O head de IB do Itaú BBA aponta que o juro real na casa de 8% ao ano, diante da taxa Selic atual de 13,75% ao ano e de uma inflação projetada pelo banco para algo na faixa de 4% a 5%, não deve se sustentar nesse patamar ao longo de ano. No BBA, a projeção é que a Selic recue para 12,50% ao fim de 2023.
Beker, do BofA, também aponta que a retomada das ofertas depende da viabilidade do corte de juros.
“Veremos uma piora importante da relação dívida/PIB em 2023. Um dos desafios é o funcionalismo público, que não tem aumento há bastante tempo. Primeiro, a nova equipe econômica precisa definir um arcabouço fiscal. Com isso sinalizado, expectativas mais longas tendem a se reancorar”, disse.
Dados os estímulos fiscais já contratados para 2023, como os R$ 145 bilhões em despesas fora do teto de gastos previstas na PEC da Transição, e as incertezas em relação à política fiscal, muitas casas jogaram para 2024 as expectativas de corte da Selic antes estimadas para 2023. Foi o caso, por exemplo, da XP.
No relatório Focus do Banco Central mais recente, as expectativas de mercado apontam para uma taxa de 12% ao ano da Selic em dezembro de 2023, ante 11,75% ao ano anteriormente.
“O BC está confortável em manter os juros estáveis por um período mais longo. É possível que ele inicie o corte em meados de 2023 – estimamos em junho –, mas os riscos aumentaram”, disse Beker.
Segundo ele, embora veja oportunidades na bolsa brasileira, o investidor estrangeiro está mais receoso com o Brasil e tem questionado mais o cenário fiscal. “Temos incertezas, um novo governo entrando e é muito difícil ter alta convicção no momento.”
Mas a perspectiva é favorável para o mercado brasileiro pelo fato de o processo monetário ter se encerrado há mais tempo, ainda que os juros futuros tenham subido com as sinalizações do novo governo. Mas, na comparação com outras economias como a americana, a diferença é evidente, dado que ainda estão behind the curve no processo de conter as expectativas de inflação, destacou Greenlees.
Cautela com o cenário
O otimismo com a retomada das ofertas de ações no curto prazo, no entanto, não é consenso no mercado. Isso porque o cenário de juros elevados deverá continuar pressionando os ativos de risco e manter o investidor brasileiro em aplicações mais conservadoras, de renda fixa.

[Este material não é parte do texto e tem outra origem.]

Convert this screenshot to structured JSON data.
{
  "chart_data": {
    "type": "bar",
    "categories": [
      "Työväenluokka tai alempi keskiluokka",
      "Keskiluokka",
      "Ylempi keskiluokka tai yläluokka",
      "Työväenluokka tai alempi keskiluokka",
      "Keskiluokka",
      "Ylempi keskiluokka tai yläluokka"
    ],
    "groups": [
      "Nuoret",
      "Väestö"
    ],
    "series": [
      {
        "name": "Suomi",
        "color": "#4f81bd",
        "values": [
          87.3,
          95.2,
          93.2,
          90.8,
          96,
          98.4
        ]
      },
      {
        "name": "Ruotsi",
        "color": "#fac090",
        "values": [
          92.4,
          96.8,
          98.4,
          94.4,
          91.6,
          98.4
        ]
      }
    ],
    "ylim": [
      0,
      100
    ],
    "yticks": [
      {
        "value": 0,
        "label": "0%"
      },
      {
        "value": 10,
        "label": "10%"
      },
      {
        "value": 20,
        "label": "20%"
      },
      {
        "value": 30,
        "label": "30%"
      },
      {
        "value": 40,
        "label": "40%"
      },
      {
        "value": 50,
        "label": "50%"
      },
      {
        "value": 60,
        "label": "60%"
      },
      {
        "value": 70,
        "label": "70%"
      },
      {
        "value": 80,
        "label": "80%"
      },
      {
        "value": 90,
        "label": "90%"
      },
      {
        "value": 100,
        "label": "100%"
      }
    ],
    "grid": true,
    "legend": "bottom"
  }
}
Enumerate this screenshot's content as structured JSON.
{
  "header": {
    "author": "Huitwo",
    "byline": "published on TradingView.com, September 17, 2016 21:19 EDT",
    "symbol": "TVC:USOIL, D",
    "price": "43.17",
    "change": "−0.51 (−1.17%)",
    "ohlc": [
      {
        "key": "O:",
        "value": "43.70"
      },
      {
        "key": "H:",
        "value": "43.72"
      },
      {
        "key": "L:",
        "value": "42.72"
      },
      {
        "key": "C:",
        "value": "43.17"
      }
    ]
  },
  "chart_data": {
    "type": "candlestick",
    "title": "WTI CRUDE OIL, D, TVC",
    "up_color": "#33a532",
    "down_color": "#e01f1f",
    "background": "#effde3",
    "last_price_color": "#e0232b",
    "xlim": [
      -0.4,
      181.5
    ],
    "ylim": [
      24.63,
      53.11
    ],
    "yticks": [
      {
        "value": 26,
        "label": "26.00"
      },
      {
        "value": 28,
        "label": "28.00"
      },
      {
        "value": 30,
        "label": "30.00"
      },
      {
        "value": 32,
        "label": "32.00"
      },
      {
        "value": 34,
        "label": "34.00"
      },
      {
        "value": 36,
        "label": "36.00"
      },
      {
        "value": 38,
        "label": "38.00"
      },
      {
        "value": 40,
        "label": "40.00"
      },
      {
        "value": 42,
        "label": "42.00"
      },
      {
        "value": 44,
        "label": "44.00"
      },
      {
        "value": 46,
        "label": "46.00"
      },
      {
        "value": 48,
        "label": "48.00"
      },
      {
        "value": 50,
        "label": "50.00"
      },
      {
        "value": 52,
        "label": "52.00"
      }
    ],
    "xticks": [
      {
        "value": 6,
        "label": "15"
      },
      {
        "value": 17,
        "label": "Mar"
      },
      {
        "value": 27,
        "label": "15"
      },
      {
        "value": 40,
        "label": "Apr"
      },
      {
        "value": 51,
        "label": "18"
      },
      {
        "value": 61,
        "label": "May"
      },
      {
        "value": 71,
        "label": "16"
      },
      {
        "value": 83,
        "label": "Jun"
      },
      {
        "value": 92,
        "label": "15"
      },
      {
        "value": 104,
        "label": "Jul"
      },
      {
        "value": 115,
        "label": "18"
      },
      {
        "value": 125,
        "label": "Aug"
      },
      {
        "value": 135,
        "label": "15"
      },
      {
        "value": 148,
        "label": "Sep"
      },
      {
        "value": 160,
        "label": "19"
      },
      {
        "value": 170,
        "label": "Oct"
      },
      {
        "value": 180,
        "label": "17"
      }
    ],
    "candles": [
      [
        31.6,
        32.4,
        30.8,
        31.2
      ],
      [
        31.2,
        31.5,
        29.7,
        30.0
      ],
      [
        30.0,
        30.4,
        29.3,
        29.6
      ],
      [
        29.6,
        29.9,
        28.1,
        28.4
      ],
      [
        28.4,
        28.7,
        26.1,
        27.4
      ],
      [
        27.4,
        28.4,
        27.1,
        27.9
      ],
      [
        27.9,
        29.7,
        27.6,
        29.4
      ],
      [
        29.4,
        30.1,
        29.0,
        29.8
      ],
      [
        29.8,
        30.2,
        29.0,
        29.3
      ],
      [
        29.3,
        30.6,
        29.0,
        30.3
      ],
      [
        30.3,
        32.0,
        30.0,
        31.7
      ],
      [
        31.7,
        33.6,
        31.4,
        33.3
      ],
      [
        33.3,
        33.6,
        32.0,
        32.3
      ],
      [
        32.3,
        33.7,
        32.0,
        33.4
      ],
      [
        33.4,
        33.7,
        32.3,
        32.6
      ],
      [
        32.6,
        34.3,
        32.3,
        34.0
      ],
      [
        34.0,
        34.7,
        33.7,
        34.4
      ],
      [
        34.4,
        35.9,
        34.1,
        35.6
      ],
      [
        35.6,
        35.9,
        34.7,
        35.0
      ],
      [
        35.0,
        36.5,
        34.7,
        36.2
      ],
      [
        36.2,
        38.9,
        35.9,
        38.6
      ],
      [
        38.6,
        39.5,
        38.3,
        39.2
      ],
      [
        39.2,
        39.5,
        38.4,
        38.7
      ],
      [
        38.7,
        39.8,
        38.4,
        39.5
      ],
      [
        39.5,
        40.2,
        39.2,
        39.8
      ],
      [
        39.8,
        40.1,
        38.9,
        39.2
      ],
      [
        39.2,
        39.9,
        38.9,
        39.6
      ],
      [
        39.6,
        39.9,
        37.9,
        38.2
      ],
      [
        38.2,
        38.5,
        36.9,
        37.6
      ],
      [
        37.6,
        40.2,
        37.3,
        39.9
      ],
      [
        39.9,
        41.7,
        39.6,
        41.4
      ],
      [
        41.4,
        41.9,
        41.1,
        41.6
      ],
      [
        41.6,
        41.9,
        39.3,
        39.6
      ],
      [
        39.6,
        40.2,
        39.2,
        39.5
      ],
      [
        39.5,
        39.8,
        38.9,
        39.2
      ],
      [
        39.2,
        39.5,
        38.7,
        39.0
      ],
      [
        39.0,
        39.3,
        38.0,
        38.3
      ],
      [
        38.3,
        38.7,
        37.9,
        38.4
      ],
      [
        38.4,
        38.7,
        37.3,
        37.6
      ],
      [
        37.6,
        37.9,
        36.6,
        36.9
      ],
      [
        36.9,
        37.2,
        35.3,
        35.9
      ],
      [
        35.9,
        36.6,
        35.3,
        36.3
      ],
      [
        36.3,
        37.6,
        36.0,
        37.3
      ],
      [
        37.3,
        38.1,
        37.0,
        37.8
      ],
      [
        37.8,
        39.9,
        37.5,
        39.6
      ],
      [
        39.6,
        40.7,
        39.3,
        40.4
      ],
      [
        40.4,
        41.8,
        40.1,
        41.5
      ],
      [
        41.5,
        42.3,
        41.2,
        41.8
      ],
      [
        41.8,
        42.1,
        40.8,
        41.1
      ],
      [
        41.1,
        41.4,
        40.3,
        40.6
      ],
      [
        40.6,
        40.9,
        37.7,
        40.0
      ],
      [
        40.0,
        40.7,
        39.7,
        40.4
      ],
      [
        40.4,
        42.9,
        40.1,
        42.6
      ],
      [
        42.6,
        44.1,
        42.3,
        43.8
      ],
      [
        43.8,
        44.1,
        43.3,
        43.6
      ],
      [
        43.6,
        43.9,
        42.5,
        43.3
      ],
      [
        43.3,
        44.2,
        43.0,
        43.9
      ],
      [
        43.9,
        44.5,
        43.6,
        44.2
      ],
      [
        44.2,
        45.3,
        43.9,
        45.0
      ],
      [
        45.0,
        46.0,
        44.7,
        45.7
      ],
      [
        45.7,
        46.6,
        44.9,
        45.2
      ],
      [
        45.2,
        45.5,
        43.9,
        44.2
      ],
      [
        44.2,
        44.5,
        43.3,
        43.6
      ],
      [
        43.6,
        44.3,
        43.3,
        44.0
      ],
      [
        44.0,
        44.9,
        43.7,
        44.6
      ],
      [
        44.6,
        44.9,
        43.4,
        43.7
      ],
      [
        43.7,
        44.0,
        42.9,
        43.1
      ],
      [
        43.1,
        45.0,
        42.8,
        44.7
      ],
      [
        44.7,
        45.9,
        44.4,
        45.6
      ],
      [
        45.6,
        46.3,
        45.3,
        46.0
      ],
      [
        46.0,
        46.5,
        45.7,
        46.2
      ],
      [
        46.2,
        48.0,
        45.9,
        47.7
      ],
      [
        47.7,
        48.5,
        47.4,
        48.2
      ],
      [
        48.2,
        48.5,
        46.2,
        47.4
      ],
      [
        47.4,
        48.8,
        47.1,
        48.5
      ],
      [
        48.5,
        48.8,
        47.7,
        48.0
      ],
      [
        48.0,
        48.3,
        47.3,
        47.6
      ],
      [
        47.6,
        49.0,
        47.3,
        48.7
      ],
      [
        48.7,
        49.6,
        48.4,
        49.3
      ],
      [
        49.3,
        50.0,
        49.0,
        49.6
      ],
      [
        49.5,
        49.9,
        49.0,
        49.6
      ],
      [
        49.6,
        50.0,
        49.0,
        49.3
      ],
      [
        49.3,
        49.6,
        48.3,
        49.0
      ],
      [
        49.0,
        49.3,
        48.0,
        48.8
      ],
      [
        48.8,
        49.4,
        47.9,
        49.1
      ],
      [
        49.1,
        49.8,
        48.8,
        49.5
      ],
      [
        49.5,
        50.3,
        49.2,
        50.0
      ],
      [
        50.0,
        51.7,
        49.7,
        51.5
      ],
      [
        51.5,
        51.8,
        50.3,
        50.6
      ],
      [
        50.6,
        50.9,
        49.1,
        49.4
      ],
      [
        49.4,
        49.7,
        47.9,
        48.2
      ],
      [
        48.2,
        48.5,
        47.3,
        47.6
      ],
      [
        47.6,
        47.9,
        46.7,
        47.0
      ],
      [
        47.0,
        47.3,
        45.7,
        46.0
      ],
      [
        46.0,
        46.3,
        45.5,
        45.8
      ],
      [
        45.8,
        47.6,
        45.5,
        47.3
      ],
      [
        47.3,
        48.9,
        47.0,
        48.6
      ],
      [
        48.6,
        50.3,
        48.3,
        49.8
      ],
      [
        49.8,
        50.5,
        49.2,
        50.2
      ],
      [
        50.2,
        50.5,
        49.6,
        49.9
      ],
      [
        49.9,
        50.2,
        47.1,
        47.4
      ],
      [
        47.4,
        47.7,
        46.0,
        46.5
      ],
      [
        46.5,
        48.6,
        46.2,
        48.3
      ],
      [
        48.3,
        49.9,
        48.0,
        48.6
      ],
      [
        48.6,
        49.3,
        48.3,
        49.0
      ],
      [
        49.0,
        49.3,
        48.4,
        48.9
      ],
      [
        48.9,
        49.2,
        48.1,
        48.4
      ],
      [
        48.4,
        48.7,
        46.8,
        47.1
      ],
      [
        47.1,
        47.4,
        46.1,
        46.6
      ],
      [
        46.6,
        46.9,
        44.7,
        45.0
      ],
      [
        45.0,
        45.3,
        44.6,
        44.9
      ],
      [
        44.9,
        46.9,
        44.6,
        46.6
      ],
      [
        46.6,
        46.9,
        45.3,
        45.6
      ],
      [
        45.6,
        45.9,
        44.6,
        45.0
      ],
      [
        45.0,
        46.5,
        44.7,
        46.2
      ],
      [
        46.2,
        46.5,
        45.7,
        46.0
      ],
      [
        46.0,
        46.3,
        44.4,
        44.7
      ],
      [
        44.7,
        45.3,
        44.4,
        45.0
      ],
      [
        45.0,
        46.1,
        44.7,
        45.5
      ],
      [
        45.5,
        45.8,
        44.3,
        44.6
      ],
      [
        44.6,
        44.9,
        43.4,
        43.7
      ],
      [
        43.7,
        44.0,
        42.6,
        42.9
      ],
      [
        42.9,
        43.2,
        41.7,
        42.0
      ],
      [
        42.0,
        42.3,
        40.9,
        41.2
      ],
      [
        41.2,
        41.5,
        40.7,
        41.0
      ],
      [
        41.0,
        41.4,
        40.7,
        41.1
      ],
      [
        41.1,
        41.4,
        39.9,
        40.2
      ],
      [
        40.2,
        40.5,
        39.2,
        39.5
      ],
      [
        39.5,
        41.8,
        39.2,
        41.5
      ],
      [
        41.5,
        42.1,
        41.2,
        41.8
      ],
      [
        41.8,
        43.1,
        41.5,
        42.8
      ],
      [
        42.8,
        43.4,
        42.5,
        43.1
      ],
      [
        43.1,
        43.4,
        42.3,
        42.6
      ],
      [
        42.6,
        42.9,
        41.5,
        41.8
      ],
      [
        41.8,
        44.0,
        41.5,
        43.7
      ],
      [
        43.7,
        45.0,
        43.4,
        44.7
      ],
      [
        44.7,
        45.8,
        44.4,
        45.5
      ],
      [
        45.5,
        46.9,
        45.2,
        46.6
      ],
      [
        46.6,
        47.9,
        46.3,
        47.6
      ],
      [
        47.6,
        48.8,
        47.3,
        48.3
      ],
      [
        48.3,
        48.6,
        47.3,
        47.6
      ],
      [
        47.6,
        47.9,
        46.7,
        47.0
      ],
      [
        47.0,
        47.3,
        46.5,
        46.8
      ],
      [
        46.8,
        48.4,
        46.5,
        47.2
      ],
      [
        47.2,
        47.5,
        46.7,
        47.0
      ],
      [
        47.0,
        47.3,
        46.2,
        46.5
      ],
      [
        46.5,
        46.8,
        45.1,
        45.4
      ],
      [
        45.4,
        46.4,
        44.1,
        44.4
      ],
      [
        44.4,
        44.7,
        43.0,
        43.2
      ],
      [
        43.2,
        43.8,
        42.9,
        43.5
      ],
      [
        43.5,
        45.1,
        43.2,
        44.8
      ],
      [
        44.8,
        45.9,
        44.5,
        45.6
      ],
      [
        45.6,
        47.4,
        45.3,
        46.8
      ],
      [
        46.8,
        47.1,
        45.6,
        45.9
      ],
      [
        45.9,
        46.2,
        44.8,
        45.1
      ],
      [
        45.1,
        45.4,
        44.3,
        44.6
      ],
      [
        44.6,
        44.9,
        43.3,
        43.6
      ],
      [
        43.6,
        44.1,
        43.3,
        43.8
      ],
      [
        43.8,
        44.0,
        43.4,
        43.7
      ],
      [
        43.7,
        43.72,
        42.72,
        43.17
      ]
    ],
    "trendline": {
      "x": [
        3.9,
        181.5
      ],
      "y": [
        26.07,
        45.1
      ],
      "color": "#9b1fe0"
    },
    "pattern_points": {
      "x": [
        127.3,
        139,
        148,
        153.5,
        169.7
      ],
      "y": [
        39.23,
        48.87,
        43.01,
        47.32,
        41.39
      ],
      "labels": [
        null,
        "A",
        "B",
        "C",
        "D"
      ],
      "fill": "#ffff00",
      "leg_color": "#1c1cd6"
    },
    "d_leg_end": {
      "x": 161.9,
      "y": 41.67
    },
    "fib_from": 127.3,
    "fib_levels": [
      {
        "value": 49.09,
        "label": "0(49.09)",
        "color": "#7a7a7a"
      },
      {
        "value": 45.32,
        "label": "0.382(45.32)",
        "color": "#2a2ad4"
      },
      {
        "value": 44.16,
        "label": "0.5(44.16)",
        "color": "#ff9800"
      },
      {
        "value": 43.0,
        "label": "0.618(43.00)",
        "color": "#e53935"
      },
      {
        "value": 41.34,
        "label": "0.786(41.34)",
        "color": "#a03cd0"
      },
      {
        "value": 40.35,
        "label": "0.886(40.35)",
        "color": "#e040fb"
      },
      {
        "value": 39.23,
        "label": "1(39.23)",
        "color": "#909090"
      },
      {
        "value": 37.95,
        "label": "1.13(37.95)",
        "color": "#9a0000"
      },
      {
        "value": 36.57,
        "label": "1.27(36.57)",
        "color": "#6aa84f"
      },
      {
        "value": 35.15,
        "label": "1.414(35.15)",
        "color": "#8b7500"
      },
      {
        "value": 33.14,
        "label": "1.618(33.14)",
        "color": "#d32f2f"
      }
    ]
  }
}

Uma fonte do mercado que pediu para não ser identificada destacou o cenário mais pessimista para 2023, com poucas chances de IPOs no início do ano, dada a avaliação divergente de que a preparação das empresas candidatas ainda não está em estágio avançado.
Mas, caso o cenário macro fique construtivo e a Bolsa entre em um rali, o segundo trimestre, em especial no fim de março e em abril, podem oferecer janelas para empresas acessarem o mercado.
O principal gatilho para uma volta dos IPOs seria uma melhor visibilidade no campo fiscal no Brasil, segundo essa fonte.